DeKALB – On Sunday, 13 local people will take the stage at the Egyptian Theatre with the goal of saving lives.
This Is My Brave, a nonprofit organization that works with communities across the country to tell stories about living successful, full lives despite mental illness is bringing its mission to DeKalb County in a performance at 3 p.m. at the Egyptian, 135 N. Second St. in DeKalb. General admission tickets cost $20 for adults and $15 for students. The show will contain some adult content and language, so parental guidance is advised for children younger than 13.
Under the stewardship of producer Laura Devine and DeKalb County Mental Health Board Executive Director Deanna Cada, the organization will put its motto “Storytelling saves lives” into practice.
Devine got involved about a year ago, fueled by a desire to help other people with mental health issues. Devine has bipolar disorder, and has been hospitalized twice for mania and once for depression. But after two years of stability, she felt ready to tell her story and help others share theirs.
“It’s exciting because people usually don’t talk about this, and we’re just being open and brave and saying what it’s like,” Devine said. “It’s about, most importantly, the hope that we can not only function, but we can thrive and inspire others.”
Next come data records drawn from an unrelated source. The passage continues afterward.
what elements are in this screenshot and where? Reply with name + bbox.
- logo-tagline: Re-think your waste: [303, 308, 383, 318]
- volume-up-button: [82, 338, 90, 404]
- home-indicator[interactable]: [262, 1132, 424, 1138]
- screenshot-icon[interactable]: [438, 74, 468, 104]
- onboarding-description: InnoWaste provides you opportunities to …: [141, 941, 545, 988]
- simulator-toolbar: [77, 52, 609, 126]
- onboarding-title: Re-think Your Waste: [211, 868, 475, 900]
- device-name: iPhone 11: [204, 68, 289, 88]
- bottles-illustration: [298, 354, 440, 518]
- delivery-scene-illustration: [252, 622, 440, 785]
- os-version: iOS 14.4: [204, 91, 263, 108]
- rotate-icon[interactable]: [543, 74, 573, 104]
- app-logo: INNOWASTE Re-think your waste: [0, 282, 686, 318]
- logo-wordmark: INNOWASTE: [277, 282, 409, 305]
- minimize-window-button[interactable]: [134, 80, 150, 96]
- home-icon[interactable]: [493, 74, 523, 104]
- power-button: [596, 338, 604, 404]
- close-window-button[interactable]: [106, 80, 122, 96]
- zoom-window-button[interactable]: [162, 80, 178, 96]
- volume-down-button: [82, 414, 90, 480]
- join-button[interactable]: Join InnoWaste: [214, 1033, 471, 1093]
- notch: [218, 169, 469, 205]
The stories in Sunday’s show will come in many forms: personal narratives, poetry, slam poetry, funny and serious songs, and an acrostic.
At rehearsal on Saturday at the DeKalb County Community Outreach building, Bethany McAnly told a story about intense workplace stress and anxiety. Mark Walters sang an acoustic rock song he wrote called “The Nameless,” a reference to the unnamed negative voice in someone’s head.
Autumn Santeler performed a spoken-word poem about finding help in combating anger and anxiety through faith, yoga and counseling.
Chris Walters told the story of his suicide attempt. In the year since the incident, Walters started working out, lost 70 pounds, found a new community at Sycamore CrossFit and began going to therapy.
“My ex-girlfriend was in school for counseling ... so I was very exposed to it,” Walters said. “But me being a guy, I always kind of pushed it off to the side and said, I’ll take care of somebody else first, or I’ll take care of this first, and self later, self later, self later.
“And that just ended up being a spiraling thing that I did for 20 years, and it took major events for me to take care of myself ,” he said.
This Is My Brave’s purpose is to open up that kind of dialogue. It’s a goal near to Cada’s heart, and a central goal of the mental health board, which awards $2 million to $2.4 million in grants each year.
“We are a funding agency, so 50 years ago, the people of DeKalb County got together and voted to have part of their property taxes levied to fund services for mental health, substance use disorder and developmental disabilities,” Cada said. “... But, we also see our role as furthering conversations about mental health, making people realize that mental health is part of physical and overall health.”
Cada encouraged Devine to reach out to This Is My Brave’s national office to bring it to DeKalb. Devine is hoping that Sunday’s show pays it forward, encouraging others to reach out; either to help others, or get help themselves.
“I’m really proud of everybody because there is a diversity [but] a similar idea of getting through it,” Cada said. “And come on people, we can do this together.”